Hand in hand wandelen ze naar de werkplaats. Ja, Jezus heeft al vaker geholpen met schuren en spijkers oprapen. Later als hij groot is, wordt hij net zo’n goeie timmerman als zijn vader, want jongens worden door hun vader opgeleid in hetzelfde beroep. Vindt Jezus het fijn?

‘Pappa, als ik geen timmerman zou worden later, zou ik het liefst herder worden. Het lijkt me mooi om voor een hele kudde te zorgen.’

Vader glimlacht. ‘Ik denk dat het komt omdat we nakomelingen zijn van koning David, lieve jongen.’ Die was schaapherder voordat God hem tot koning liet zalven.’

‘Ik wil alles over David weten, pappa. Wat is zalven? Is een koning de baas van het land?’

Jozef heeft nu geen tijd voor vertellen.

‘Weet je wat, Jezus, je wordt al zo’n grote jongen. Vijf jaar. Ik ga de rabbi van de synagoge vragen of je ’s morgens naar school mag. Dan leer je alles over de verhalen van ons volk en ook over David. Hij heeft het mooiste lied van de hele wereld gemaakt. Weet je hoe dat heet? De Heer is mijn herder.’

‘De Heer is mijn herder? Echt waar, pappa? Wil je het mij ook leren? Nu meteen?’
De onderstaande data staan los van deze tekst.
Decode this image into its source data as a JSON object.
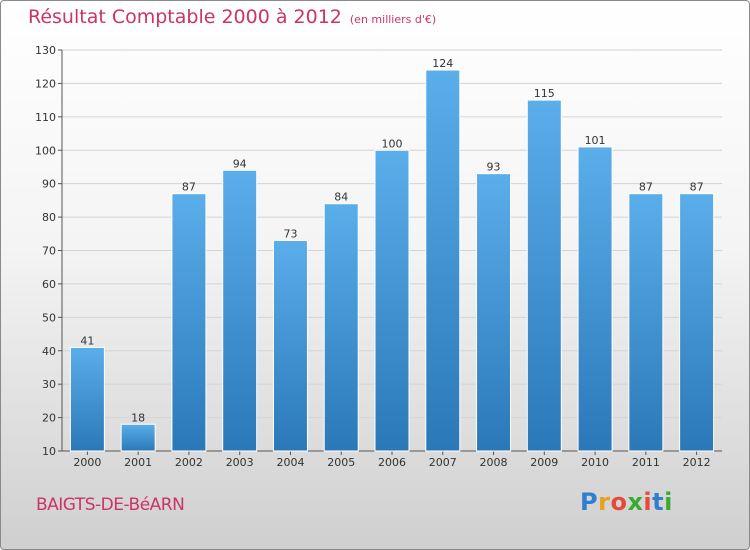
{
  "chart_data": {
    "type": "bar",
    "title": "Résultat Comptable 2000 à 2012",
    "subtitle": "(en milliers d'€)",
    "categories": [
      "2000",
      "2001",
      "2002",
      "2003",
      "2004",
      "2005",
      "2006",
      "2007",
      "2008",
      "2009",
      "2010",
      "2011",
      "2012"
    ],
    "values": [
      41,
      18,
      87,
      94,
      73,
      84,
      100,
      124,
      93,
      115,
      101,
      87,
      87
    ],
    "ylim": [
      10,
      130
    ],
    "yticks": [
      "10",
      "20",
      "30",
      "40",
      "50",
      "60",
      "70",
      "80",
      "90",
      "100",
      "110",
      "120",
      "130"
    ],
    "xlabel": "",
    "ylabel": "",
    "grid": true,
    "bar_color_top": "#5aaeea",
    "bar_color_bottom": "#2b78b8"
  },
  "footer": {
    "commune": "BAIGTS-DE-BéARN",
    "logo_letters": [
      "P",
      "r",
      "o",
      "x",
      "i",
      "t",
      "i"
    ],
    "logo_colors": [
      "#2f7fd0",
      "#e8a020",
      "#e84a3a",
      "#3aaa35",
      "#e84a3a",
      "#2f7fd0",
      "#3aaa35"
    ]
  }
}
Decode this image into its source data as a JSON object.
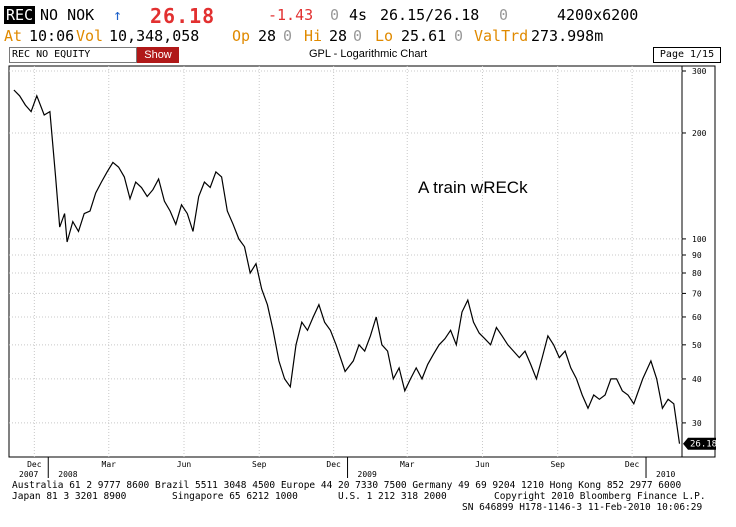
{
  "quote": {
    "ticker": "REC",
    "exchange": "NO NOK",
    "arrow": "↑",
    "last": "26.18",
    "change": "-1.43",
    "zero1": "0",
    "quote_time": "4s",
    "bid_ask": "26.15/26.18",
    "zero2": "0",
    "bid_ask_size": "4200x6200",
    "at": "At",
    "time": "10:06",
    "vol_label": "Vol",
    "volume": "10,348,058",
    "op_label": "Op",
    "open": "28",
    "zero3": "0",
    "hi_label": "Hi",
    "high": "28",
    "zero4": "0",
    "lo_label": "Lo",
    "low": "25.61",
    "zero5": "0",
    "valtrd_label": "ValTrd",
    "valtrd": "273.998m"
  },
  "toolbar": {
    "security": "REC NO EQUITY",
    "show_label": "Show",
    "chart_title": "GPL - Logarithmic Chart",
    "page": "Page 1/15"
  },
  "annotation": "A train wRECk",
  "last_price_label": "26.180",
  "colors": {
    "brand_red": "#b01818",
    "amber": "#e08a00",
    "price_red": "#e23030",
    "grid": "#c8c8c8"
  },
  "footer": {
    "line1": "Australia 61 2 9777 8600 Brazil 5511 3048 4500 Europe 44 20 7330 7500 Germany 49 69 9204 1210 Hong Kong 852 2977 6000",
    "line2a": "Japan 81 3 3201 8900",
    "line2b": "Singapore 65 6212 1000",
    "line2c": "U.S. 1 212 318 2000",
    "line2d": "Copyright 2010 Bloomberg Finance L.P.",
    "line3": "SN 646899 H178-1146-3 11-Feb-2010 10:06:29"
  },
  "chart_data": {
    "type": "line",
    "title": "GPL - Logarithmic Chart",
    "y_scale": "log",
    "ylim": [
      24,
      310
    ],
    "y_ticks": [
      30,
      40,
      50,
      60,
      70,
      80,
      90,
      100,
      200,
      300
    ],
    "x_month_ticks": [
      "Dec",
      "Mar",
      "Jun",
      "Sep",
      "Dec",
      "Mar",
      "Jun",
      "Sep",
      "Dec"
    ],
    "x_year_labels": [
      "2007",
      "2008",
      "2009",
      "2010"
    ],
    "grid": true,
    "series": [
      {
        "x": [
          "2007-11-20",
          "2007-11-27",
          "2007-12-04",
          "2007-12-11",
          "2007-12-18",
          "2007-12-27",
          "2008-01-03",
          "2008-01-10",
          "2008-01-15",
          "2008-01-21",
          "2008-01-24",
          "2008-01-31",
          "2008-02-07",
          "2008-02-14",
          "2008-02-21",
          "2008-02-28",
          "2008-03-06",
          "2008-03-13",
          "2008-03-20",
          "2008-03-27",
          "2008-04-03",
          "2008-04-10",
          "2008-04-17",
          "2008-04-24",
          "2008-05-01",
          "2008-05-08",
          "2008-05-15",
          "2008-05-22",
          "2008-05-29",
          "2008-06-05",
          "2008-06-12",
          "2008-06-19",
          "2008-06-26",
          "2008-07-03",
          "2008-07-10",
          "2008-07-17",
          "2008-07-24",
          "2008-07-31",
          "2008-08-07",
          "2008-08-14",
          "2008-08-21",
          "2008-08-28",
          "2008-09-04",
          "2008-09-11",
          "2008-09-18",
          "2008-09-25",
          "2008-10-02",
          "2008-10-09",
          "2008-10-16",
          "2008-10-23",
          "2008-10-30",
          "2008-11-06",
          "2008-11-13",
          "2008-11-20",
          "2008-11-27",
          "2008-12-04",
          "2008-12-11",
          "2008-12-18",
          "2008-12-29",
          "2009-01-08",
          "2009-01-15",
          "2009-01-22",
          "2009-01-29",
          "2009-02-05",
          "2009-02-12",
          "2009-02-19",
          "2009-02-26",
          "2009-03-05",
          "2009-03-12",
          "2009-03-19",
          "2009-03-26",
          "2009-04-02",
          "2009-04-09",
          "2009-04-16",
          "2009-04-23",
          "2009-04-30",
          "2009-05-07",
          "2009-05-14",
          "2009-05-21",
          "2009-05-28",
          "2009-06-04",
          "2009-06-11",
          "2009-06-18",
          "2009-06-25",
          "2009-07-02",
          "2009-07-09",
          "2009-07-16",
          "2009-07-23",
          "2009-07-30",
          "2009-08-06",
          "2009-08-13",
          "2009-08-20",
          "2009-08-27",
          "2009-09-03",
          "2009-09-10",
          "2009-09-17",
          "2009-09-24",
          "2009-10-01",
          "2009-10-08",
          "2009-10-15",
          "2009-10-22",
          "2009-10-29",
          "2009-11-05",
          "2009-11-12",
          "2009-11-19",
          "2009-11-26",
          "2009-12-03",
          "2009-12-10",
          "2009-12-17",
          "2009-12-28",
          "2010-01-07",
          "2010-01-14",
          "2010-01-21",
          "2010-01-28",
          "2010-02-04",
          "2010-02-11"
        ],
        "values": [
          265,
          255,
          240,
          230,
          255,
          225,
          230,
          150,
          108,
          118,
          98,
          112,
          105,
          118,
          120,
          135,
          145,
          155,
          165,
          160,
          150,
          130,
          145,
          140,
          132,
          138,
          148,
          128,
          120,
          110,
          125,
          118,
          105,
          132,
          145,
          140,
          155,
          150,
          120,
          110,
          100,
          95,
          80,
          85,
          72,
          65,
          55,
          45,
          40,
          38,
          50,
          58,
          55,
          60,
          65,
          58,
          55,
          50,
          42,
          45,
          50,
          48,
          53,
          60,
          50,
          48,
          40,
          43,
          37,
          40,
          43,
          40,
          44,
          47,
          50,
          52,
          55,
          50,
          62,
          67,
          58,
          54,
          52,
          50,
          56,
          53,
          50,
          48,
          46,
          48,
          44,
          40,
          46,
          53,
          50,
          46,
          48,
          43,
          40,
          36,
          33,
          36,
          35,
          36,
          40,
          40,
          37,
          36,
          34,
          40,
          45,
          40,
          33,
          35,
          34,
          26.18
        ]
      }
    ]
  }
}
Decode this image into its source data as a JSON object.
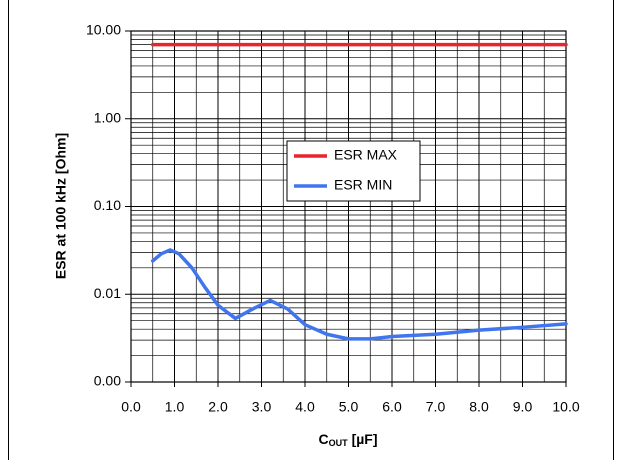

Jozef lacht om de gretigheid van zijn zoon. ‘Nu kan het niet, maar ik beloof je, na het werk gaan we samen naar de kudde van de buurman kijken en dan zal ik voor jou die mooie psalm zingen. Maar nu moet je snel die houtkrullen aanvegen voor pappa.’

 

Elke ochtend naar de synagoge om les te krijgen, dat is wel geweldig voor een leergierig jongetje van vijf. Dan ben je geen kleuter meer, dan hoor je bij de grotere jongens.

Aan Jozefs hand stapt Jezus de ‘klas’ binnen. De rabbi die hem les gaat geven heet hen hartelijk welkom. Er zijn geen schoolbanken en er is geen schoolbord. De kinderen, jongens van verschillende leeftijden, zitten op de grond met hun blote voeten onder zich gevouwen en de rabbi zit op een verhoging. Jezus doet zijn sandalen uit en gaat tussen de jongens in zitten, vlakbij een buurjongen die hij kent. Hij kijkt wat verlegen rond. Zijn er geen meisjes op die school? Nee, meisjes gaan niet naar school, die leren alles wat ze moeten weten van hun moeder. Op deze school leer je ook geen rekenen en aardrijkskunde. Je hebt geen schrift en geen tekenboek met kleurtjes, geen mooie leesboeken met verhaaltjes. De kinderen leren alleen maar uit de bijbel en ze schrijven op wat afgekrabbelde stukken perkament met inkt als ze eerst goed hebben geoefend op potscherven met houtskool.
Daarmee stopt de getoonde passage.